The wet leaves produce extra-heavy smoke. (They also release loads of carbon monoxide and some known carcinogens, too!)
Other folks bag their leaves. Some bags head to landfills. Others are composted elsewhere. For my part, I used to remove every last stalk and fallen leaf to compost in my own bins.
But, when it comes to the overall health of our landscapes and the productivity of our gardens, none of these practices is exactly ideal.
Turns out, those leaves and plant stalks do a lot more good when left in place—or when they’re only slightly rearranged during garden cleanup. Taking this more relaxed approach helps to provide crucial habitat for overwintering pollinators, mammals and even amphibians.
It also works in our favor by insulating perennial plants’ roots and enriching the soil for next season.
Stalks and Stems
“Depending on where you live, you can easily have 30 to 40 different native [bee] species in your garden,” says Matthew Shepherd, Director of Communications and Outreach for The Xerces Society for Invertebrate Conservation. “People don’t always realize there’s this level of diversity, because, when we think of bees, we think of honeybees or bumblebees.”

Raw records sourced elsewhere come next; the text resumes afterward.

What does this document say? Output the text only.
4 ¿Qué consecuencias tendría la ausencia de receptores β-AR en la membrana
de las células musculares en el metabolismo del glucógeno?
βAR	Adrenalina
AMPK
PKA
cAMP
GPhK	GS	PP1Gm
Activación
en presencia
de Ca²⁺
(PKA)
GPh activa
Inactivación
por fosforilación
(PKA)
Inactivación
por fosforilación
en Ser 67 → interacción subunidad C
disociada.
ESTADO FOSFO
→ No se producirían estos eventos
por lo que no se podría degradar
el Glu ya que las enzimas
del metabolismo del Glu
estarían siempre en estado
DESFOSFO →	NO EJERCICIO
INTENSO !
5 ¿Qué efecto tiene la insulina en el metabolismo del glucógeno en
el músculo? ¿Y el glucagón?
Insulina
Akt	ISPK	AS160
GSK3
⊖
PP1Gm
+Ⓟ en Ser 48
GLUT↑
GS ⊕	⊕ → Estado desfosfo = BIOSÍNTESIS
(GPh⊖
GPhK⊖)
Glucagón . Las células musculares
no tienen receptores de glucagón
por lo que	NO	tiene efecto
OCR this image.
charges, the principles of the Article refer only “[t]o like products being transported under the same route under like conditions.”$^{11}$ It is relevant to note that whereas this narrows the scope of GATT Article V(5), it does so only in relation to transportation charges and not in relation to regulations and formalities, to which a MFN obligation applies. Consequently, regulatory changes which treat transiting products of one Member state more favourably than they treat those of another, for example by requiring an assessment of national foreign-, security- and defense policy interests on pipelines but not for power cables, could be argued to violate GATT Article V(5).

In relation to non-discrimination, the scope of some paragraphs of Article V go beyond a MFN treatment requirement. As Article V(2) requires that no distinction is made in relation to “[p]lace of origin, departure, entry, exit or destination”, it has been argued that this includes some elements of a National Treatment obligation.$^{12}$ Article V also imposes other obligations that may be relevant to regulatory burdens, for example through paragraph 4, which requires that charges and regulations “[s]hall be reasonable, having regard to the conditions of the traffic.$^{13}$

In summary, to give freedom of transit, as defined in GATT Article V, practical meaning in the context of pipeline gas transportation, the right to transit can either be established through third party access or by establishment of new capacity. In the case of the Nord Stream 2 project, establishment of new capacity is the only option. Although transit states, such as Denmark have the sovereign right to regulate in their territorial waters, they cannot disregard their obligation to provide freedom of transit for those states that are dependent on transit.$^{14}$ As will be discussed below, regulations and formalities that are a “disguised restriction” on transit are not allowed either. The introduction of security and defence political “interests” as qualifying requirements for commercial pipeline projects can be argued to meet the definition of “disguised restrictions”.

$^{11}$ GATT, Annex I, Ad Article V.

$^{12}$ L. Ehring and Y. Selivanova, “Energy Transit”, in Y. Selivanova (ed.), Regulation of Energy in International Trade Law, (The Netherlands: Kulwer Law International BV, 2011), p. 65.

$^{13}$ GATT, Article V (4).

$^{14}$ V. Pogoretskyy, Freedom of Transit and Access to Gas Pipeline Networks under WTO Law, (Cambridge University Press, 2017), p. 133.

But in North America, there are more than 3,600 native bee species. “They’re all facing the same problems with pesticides and lack of habitat,” Shepherd notes.
Many native bees actually live inside hollow plant stems, so leaving these standing can be hugely helpful to these valuable pollinators. “If your stems are 18 inches to two feet tall, you could probably get away with that without your neighbors complaining too much,” he says.
As for taller plants?
“You don’t necessarily have to leave the entire stem,” Shepherd says. You can simply trim these down to the 2-foot level and then loosely pile the cut stalks in an out-of-the-way spot. This enables any native bee occupants to safely remain there all winter and emerge during warm weather.
“They need a full year of stability in their nest,” he explains. “For some of those bees, they won’t be adults until May or June or July. So, if you’re taking those stems out in spring, you’re doing away with any benefit you might’ve created.”
Leaving the Leaves
As with native bees, Shepherd notes, “There are also dozens of butterfly species that are threatened, declining or rare across the country.” Many of these, including some swallowtails and luna moths, overwinter amongst fallen leaves. So, when you remove the leaves—or shred them—you’re doing away with some of next spring’s butterflies.
“With the leaves, the idea is you can leave them in the back of your flower border or at the base of a hedge row or wherever to allow them to rot down,” Shepherd says. “They provide the longer-term cover for the beetles and the caterpillars and other things that might be sheltering in there or they just break down and help the organic matter in your soil.”
He adds, “We’re not saying you have to keep all the leaves. And you don’t have to leave them everywhere. It’s perfectly fine if your grass needs to be raked. Then rake it, but take the leaves, and, if you can put them in a corner somewhere, that’s great.”
If you do pile your leaves inside flower beds during garden cleanup, be sure to leave a little space around the crowns of any delicate perennials to avoid smothering them.
Wondering what the neighbors will think? There are some things you can do to counterbalance the less-than-tidy look.
First, telegraph that the garden cleanup moves you’ve made are intentional by trimming any tall grass along the outer edge of your planting beds. Likewise, neaten any bricks, blocks or other hardscaping features you may have put in place to help delineate the perimeter of your gardens.
You might also install bird feeders, pretty stones or even a solar-heated birdbath to add extra interest inside your overwintering gardens. And, if you chose to trim back extra-tall stalks, consider arranging some of these in a tent- or teepee-like fashion. This can add still more visual interest and provide windbreaks for birds and other small creatures.
Want to go the extra mile? The Wild Seed Project offers an attractive, free “Leave the Leaves” sign. Have it color-printed and laminated—or place it in a protective frame—to display outside for any curious passersby.